I have to have the device changed next month. They are going to put a 3 wire device ( now it is a single wire) so that the electric current can come down from up whereas now, it is going from down to upwards like an anxious salmon.
Since the device has been set on 70bpm ( The original intent was not to pace my heart when it was installed in the 2003 but only as a shocking device only when the heart raced up), I have been able to walk. I power walk 7 miles daily with 5lb weight on my each bicep, go over some steep hills and do it under 2 hours, 7 days a week,not bad for a young man with a heart of an 85 year old.
I wanted to give this background before I came to the real part which encompasses Gurbani and its power.
The moment I start walking at 3:45am every morning, by grace, a Shabad comes to my mind and then to my mouth which I start contemplating upon during my 2 hour solitary Galactic voyage. In between, I do my Nitnem without Jaap Sahib, which is done later on at home and then back to the Shabad. I feel relaxed, energetic and serene during this journey which makes me walk with my eyes half closed.
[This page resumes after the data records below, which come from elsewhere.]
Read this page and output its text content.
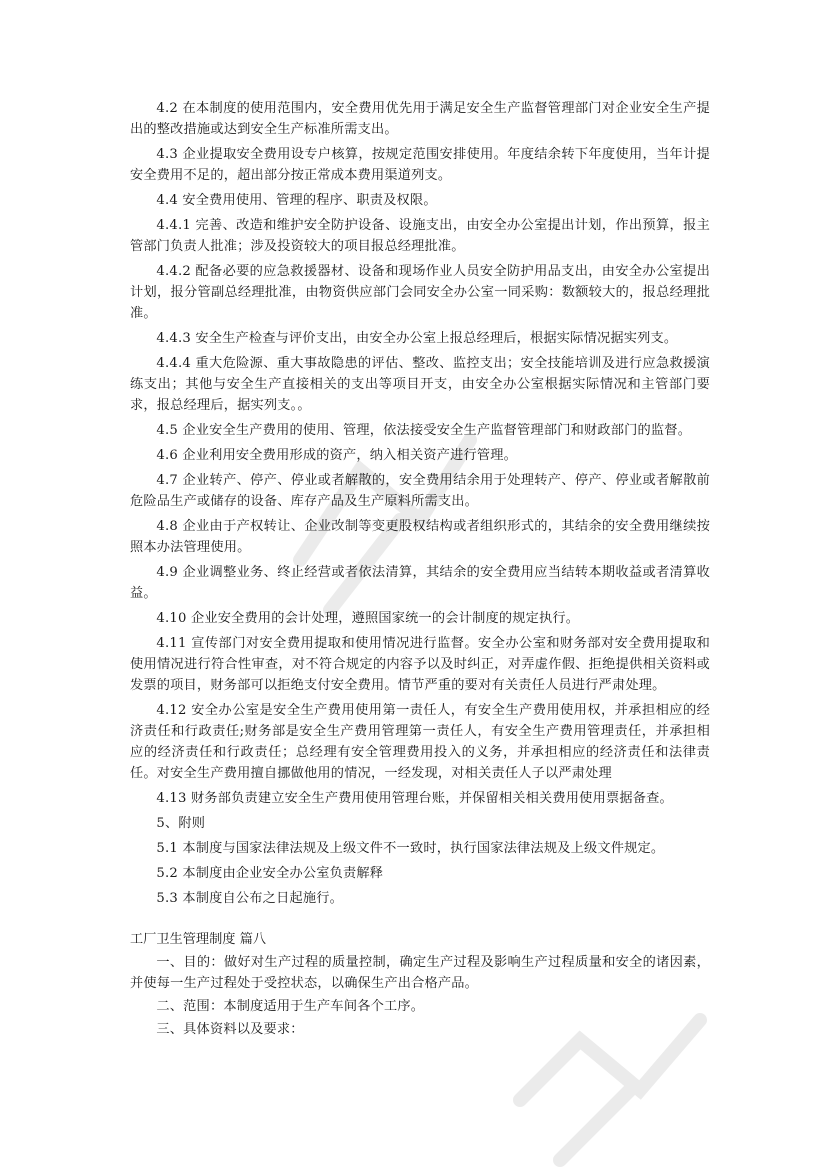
4.2 在本制度的使用范围内，安全费用优先用于满足安全生产监督管理部门对企业安全生产提出的整改措施或达到安全生产标准所需支出。

4.3 企业提取安全费用设专户核算，按规定范围安排使用。年度结余转下年度使用，当年计提安全费用不足的，超出部分按正常成本费用渠道列支。

4.4 安全费用使用、管理的程序、职责及权限。

4.4.1 完善、改造和维护安全防护设备、设施支出，由安全办公室提出计划，作出预算，报主管部门负责人批准；涉及投资较大的项目报总经理批准。

4.4.2 配备必要的应急救援器材、设备和现场作业人员安全防护用品支出，由安全办公室提出计划，报分管副总经理批准，由物资供应部门会同安全办公室一同采购：数额较大的，报总经理批准。

4.4.3 安全生产检查与评价支出，由安全办公室上报总经理后，根据实际情况据实列支。

4.4.4 重大危险源、重大事故隐患的评估、整改、监控支出；安全技能培训及进行应急救援演练支出；其他与安全生产直接相关的支出等项目开支，由安全办公室根据实际情况和主管部门要求，报总经理后，据实列支。。

4.5 企业安全生产费用的使用、管理，依法接受安全生产监督管理部门和财政部门的监督。

4.6 企业利用安全费用形成的资产，纳入相关资产进行管理。

4.7 企业转产、停产、停业或者解散的，安全费用结余用于处理转产、停产、停业或者解散前危险品生产或储存的设备、库存产品及生产原料所需支出。

4.8 企业由于产权转让、企业改制等变更股权结构或者组织形式的，其结余的安全费用继续按照本办法管理使用。

4.9 企业调整业务、终止经营或者依法清算，其结余的安全费用应当结转本期收益或者清算收益。

4.10 企业安全费用的会计处理，遵照国家统一的会计制度的规定执行。

4.11 宣传部门对安全费用提取和使用情况进行监督。安全办公室和财务部对安全费用提取和使用情况进行符合性审查，对不符合规定的内容予以及时纠正，对弄虚作假、拒绝提供相关资料或发票的项目，财务部可以拒绝支付安全费用。情节严重的要对有关责任人员进行严肃处理。

4.12 安全办公室是安全生产费用使用第一责任人，有安全生产费用使用权，并承担相应的经济责任和行政责任;财务部是安全生产费用管理第一责任人，有安全生产费用管理责任，并承担相应的经济责任和行政责任；总经理有安全管理费用投入的义务，并承担相应的经济责任和法律责任。对安全生产费用擅自挪做他用的情况，一经发现，对相关责任人子以严肃处理

4.13 财务部负责建立安全生产费用使用管理台账，并保留相关相关费用使用票据备查。

5、附则

5.1 本制度与国家法律法规及上级文件不一致时，执行国家法律法规及上级文件规定。

5.2 本制度由企业安全办公室负责解释

5.3 本制度自公布之日起施行。

工厂卫生管理制度 篇八

一、目的：做好对生产过程的质量控制，确定生产过程及影响生产过程质量和安全的诸因素，并使每一生产过程处于受控状态，以确保生产出合格产品。

二、范围：本制度适用于生产车间各个工序。

三、具体资料以及要求：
These words can not express actually what beautiful feelings I go through. It is like" Gungei de Mithaee".
I come home, record my bp and pulse and all seems fine for a person with a heart of an 85 year old.
By the way, today's Shabad was " Tathi vahao nanh laghee, Parbraham Sarnaee. Chaugiradh hamare Raamkaar, Dukh laghei nanh bhai...."- Nothing wrong can happen when we have found the connection with Ik Ong Kaar by shedding me-ism. As Ik Ong kaar is omnipresent, hence, we are surrounded by His grace, then my brother, there is no pain or suffering because our Protector has given us the tools to shrug the negative forces off.....-.
This Shabad has a lot of personal significance for my sisters and brothers and myself. Whenever we felt sick, fearful due to a bad dream, or any other negative forces that engulfed us, we always went to our Mum, lovingly called Amee ji. She used to make us lie down with her in bed and recite this Shabad again and again which made us feel better.
So, Sadh Sangat, today's journey had a very special significance because I spent 2 hours chatting with my late Mum.